A moça que engolia palavras
A Coruja-das-Torres tem penas que deslizam no ar, permitindo que seu voo seja um dos mais silenciosos.
― Quando eu era pequena, não tive amor de pai, nem de mãe. Passei a infância desviando das garrafas de vidro que minha mãe e meu padrasto jogavam pela sala.
Eu queria poder contar o que o silêncio causou. Mas Sônia engolia palavras, por mais que não soubesse como digerir nem as sílabas. Falar de si era como imprimir sua marca no mundo, e ela não parecia querer. Mentira, ela não queria mesmo. As palavras eram quase obrigadas, mas mesmo se faltavam diziam coisa demais.
Molha o pano na água, esfrega o pano no chão.
Pano na água, pano no chão.
O consultório branco abafava a presença dos flocos de poeira. Ali, ela já era parte do ambiente.
Puxa o rodo com força.
Solta o pano no balde.
Esfrega até que cansa.
Puxa o rodo com força, de novo e de novo, como que pra apagar o passado.
Sônia e o pano eram barulho e silêncio. Um e outro, ao mesmo tempo.
O tilintar dos saltos das senhoras que ali passavam abafavam o som dos pingos d’água. Ela não sabia o que sentia de verdade naquele lugar. E às vezes nem tinha tempo de sentir.
Esfrega, limpa, torce o pano. Quem sabe a mancha some do chão, do móvel, de si própria.
As pessoas desfilavam correndo com seus papéis de exame e suas histórias de vida. E ela suspirava ao duvidar se sua dor cabia em palavras.
Era melhor fazer tudo rápido. O atrito do rodo no chão de cerâmica a fazia lembrar de sua mãe.
― Limpa rápido e bem limpo.

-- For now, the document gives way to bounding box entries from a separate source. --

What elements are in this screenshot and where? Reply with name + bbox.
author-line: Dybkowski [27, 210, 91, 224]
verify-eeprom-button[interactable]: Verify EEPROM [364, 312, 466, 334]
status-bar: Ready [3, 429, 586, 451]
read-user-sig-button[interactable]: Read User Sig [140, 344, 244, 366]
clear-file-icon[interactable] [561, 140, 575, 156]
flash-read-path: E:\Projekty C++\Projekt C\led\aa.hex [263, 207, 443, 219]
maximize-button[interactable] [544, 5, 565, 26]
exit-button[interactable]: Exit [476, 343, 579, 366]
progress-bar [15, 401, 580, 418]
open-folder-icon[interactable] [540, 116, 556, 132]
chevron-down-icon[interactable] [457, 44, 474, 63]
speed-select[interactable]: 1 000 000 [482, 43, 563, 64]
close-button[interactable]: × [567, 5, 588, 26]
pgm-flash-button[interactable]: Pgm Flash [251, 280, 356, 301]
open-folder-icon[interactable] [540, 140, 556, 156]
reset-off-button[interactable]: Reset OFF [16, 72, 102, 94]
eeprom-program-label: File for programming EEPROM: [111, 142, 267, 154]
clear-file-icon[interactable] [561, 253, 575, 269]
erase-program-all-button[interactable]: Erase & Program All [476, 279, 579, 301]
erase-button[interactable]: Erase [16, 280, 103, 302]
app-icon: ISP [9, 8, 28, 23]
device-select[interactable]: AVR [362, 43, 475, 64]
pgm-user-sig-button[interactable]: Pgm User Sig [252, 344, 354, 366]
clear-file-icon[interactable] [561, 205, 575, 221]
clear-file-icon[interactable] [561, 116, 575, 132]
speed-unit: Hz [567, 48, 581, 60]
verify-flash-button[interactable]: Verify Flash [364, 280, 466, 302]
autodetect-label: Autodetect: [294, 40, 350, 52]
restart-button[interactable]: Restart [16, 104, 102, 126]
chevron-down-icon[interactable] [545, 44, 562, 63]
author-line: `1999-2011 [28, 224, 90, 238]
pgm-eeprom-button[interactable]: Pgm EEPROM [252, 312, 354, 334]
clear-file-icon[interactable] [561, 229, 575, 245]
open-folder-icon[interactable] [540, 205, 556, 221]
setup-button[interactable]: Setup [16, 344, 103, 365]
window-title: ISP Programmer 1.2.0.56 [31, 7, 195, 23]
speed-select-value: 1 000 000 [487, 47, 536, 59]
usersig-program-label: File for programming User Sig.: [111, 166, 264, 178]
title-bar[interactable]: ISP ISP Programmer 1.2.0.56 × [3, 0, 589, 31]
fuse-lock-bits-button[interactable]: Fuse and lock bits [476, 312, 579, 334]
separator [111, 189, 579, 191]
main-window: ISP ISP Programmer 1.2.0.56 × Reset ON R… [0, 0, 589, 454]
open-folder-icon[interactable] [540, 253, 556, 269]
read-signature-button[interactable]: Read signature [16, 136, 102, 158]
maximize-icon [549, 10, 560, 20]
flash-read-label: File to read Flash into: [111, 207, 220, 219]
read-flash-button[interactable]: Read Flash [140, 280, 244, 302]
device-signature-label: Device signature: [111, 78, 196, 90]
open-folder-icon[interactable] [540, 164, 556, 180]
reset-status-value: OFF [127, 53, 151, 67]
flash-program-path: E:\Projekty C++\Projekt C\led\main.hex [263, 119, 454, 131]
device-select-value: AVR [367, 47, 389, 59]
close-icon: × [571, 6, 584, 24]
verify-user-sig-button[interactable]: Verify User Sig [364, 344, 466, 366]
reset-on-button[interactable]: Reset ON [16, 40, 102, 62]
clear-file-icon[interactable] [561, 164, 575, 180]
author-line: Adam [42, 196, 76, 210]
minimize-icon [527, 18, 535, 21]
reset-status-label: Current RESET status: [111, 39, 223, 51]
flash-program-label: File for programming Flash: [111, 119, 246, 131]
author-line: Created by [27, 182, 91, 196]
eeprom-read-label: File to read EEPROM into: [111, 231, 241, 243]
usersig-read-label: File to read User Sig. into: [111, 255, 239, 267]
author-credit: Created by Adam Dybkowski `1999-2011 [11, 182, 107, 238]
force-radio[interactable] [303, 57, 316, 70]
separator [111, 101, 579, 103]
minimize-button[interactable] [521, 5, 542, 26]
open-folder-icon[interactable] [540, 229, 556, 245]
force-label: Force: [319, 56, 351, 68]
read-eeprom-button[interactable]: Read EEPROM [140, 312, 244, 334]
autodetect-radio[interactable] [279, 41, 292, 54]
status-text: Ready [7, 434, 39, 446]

É isso que nascemos para fazer. Quanto mais cômodos, melhor.
Entre os suspiros criados pelo espaço entre o pano e a água, Sônia acabava lembrando do filho. Bernardo tinha 8 anos e perguntas demais. A cada dia que se passava naquela semana, mais perto chegava o sábado, dia de visitar o filho na casa de sua tia. Foi mãe aos 27, não aos 17. Ouviu dizer que foi sorte. Pra ela, isso tinha outro nome.
Já é outro dia. Troca de pano. Passa a vassoura, tira o pó, varre de novo. Pano na água, pano no chão. Desinfetante. Pano na estante, na mesa, no escaninho da sala de espera.
terça,
quarta,
quinta…
sexta.
Era o último dia da semana que ela limpava o consultório.
Sábado.
Caminhada.
Ônibus.
Casa da tia.
Levou o abraço e os bolinhos de chuva. Dessa vez era só isso que podia entregar. Os olhos do menino eram de agradecimento, mas também de dúvida.
É segunda outra vez. O rodo, o piso, o pano de chão. Ao menos nenhum deles exigia que dela saíssem respostas
Essa história representa todas as mães a quem não pude chegar, mas que encontrei nos corredores do não dito.